Certo che Pietro Siluni ha contribuito al benessere di tante persone anziane, ai giovani in “erba”, alle vedove lasciate sole e alle tante fanciulle cadute in sfortuna affettiva; sicuramente ha fatto del bene. Era un’eccellenza.
Certo che Siluni ha antecedenti che parlano per  lui, persona capace che ha fatto mentre tant’altri si limitavano a guardare, a sparlare; incurante per le conseguenze di azioni possibili e impossibili. Modifica il sistema con stratagemmi che pochi osavano attuare ed “edifica”  le sue idee senza mai tralasciare  l’affetto che, nonostante tutto, ha continuato a circolare intorno a lui fatalmente disperso, frugato da una giustizia penale, civile e contabile.
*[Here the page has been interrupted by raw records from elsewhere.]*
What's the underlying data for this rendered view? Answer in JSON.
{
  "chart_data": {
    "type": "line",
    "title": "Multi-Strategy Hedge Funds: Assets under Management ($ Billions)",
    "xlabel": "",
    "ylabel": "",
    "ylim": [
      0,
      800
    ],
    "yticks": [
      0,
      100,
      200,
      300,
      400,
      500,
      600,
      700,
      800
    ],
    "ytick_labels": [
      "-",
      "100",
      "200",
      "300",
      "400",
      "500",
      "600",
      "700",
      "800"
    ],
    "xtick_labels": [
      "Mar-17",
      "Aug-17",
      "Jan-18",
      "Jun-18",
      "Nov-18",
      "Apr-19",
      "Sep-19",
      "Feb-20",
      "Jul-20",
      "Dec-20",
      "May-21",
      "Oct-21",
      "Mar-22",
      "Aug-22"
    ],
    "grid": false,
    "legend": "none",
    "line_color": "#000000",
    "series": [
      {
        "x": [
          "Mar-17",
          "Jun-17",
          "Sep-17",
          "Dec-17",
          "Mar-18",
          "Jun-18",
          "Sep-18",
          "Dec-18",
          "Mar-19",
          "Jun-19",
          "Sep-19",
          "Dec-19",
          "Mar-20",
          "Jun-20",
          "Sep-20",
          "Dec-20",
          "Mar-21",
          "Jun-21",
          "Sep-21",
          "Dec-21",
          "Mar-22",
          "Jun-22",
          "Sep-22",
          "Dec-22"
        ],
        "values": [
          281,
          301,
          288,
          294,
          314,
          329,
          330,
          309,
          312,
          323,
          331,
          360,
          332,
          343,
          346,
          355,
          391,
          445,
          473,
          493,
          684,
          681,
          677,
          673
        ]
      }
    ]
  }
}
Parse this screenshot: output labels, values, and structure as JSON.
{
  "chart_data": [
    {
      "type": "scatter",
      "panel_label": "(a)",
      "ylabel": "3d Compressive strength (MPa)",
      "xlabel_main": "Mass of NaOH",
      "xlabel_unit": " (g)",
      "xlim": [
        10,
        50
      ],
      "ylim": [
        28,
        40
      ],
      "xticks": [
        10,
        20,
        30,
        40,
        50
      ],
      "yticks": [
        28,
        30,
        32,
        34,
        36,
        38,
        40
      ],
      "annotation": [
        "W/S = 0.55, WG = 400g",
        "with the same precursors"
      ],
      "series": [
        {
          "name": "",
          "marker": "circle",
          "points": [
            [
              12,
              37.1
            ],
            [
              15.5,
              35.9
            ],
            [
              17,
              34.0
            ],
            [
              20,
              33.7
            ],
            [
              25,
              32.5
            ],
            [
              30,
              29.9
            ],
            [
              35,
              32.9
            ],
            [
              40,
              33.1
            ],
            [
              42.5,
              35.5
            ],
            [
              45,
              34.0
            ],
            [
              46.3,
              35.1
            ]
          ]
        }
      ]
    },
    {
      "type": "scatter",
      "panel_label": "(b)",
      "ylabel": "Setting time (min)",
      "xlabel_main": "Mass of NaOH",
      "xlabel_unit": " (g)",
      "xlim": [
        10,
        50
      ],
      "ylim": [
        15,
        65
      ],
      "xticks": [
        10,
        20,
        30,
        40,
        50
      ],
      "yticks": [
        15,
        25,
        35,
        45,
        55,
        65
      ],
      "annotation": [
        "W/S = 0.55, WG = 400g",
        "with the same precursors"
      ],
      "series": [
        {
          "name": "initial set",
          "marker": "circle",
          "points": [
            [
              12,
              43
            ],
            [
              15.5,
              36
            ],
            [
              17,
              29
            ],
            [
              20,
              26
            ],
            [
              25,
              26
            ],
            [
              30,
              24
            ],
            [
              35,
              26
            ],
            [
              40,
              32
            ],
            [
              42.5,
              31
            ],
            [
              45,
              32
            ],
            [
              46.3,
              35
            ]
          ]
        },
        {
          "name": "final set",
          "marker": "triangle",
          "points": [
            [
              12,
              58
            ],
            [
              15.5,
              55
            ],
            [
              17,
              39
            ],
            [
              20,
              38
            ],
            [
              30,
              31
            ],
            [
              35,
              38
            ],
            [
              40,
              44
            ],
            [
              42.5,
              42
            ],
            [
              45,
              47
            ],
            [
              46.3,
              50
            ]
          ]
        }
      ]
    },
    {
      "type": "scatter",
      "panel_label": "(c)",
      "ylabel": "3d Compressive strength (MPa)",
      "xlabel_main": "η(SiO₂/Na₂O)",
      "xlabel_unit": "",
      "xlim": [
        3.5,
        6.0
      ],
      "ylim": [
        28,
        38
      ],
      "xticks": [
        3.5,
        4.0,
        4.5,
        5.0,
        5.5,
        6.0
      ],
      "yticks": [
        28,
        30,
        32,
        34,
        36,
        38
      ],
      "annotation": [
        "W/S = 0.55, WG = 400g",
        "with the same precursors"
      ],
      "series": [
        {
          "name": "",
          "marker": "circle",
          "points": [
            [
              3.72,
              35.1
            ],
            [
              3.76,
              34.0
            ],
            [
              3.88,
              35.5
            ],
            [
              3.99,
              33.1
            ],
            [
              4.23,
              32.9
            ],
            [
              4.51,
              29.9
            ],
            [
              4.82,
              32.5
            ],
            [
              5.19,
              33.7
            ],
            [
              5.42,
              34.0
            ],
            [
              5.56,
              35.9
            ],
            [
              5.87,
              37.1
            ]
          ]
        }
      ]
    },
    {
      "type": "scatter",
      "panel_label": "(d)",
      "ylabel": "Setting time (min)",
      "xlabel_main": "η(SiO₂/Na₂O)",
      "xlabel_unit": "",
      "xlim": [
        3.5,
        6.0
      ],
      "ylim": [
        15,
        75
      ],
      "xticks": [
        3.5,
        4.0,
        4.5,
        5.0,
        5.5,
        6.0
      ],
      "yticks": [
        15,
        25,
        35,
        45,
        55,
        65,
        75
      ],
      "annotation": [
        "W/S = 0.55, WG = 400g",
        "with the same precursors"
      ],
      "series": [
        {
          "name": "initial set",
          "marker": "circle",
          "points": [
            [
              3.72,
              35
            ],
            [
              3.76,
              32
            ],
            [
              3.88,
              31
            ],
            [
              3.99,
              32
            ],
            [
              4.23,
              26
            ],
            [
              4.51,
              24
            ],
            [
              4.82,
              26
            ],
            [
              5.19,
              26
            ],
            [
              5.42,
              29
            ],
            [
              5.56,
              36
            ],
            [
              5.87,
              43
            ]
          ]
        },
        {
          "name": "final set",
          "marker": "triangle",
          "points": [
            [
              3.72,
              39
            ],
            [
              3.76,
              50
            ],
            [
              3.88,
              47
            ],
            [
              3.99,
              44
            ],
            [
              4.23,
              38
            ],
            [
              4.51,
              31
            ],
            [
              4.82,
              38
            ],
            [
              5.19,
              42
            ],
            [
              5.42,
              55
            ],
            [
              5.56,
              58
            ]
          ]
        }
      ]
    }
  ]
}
Di tutto questo non bisogna comunque volergliene per quello che è stato, non bisogna  essere presuntuosi di giudicarlo per il suo modo di vedere le cose in un certo verso buono o cattivo che sia, bisogna invece ricordare degli errori culturali, dei fallimenti di quanti sono stati spettatori e non hanno sorvegliato sulle bugie, sui metodi, sui denari fugati anzi la cosa più vergognosa e che ad alimentare questo esito infatuo sono stati in tanti  e tanto benestanti, colti, professionisti  affluenti amici e collaboratori che ancora  oggi mirano a seguire le orme del “megalomane” che voleva cambiare la sua città.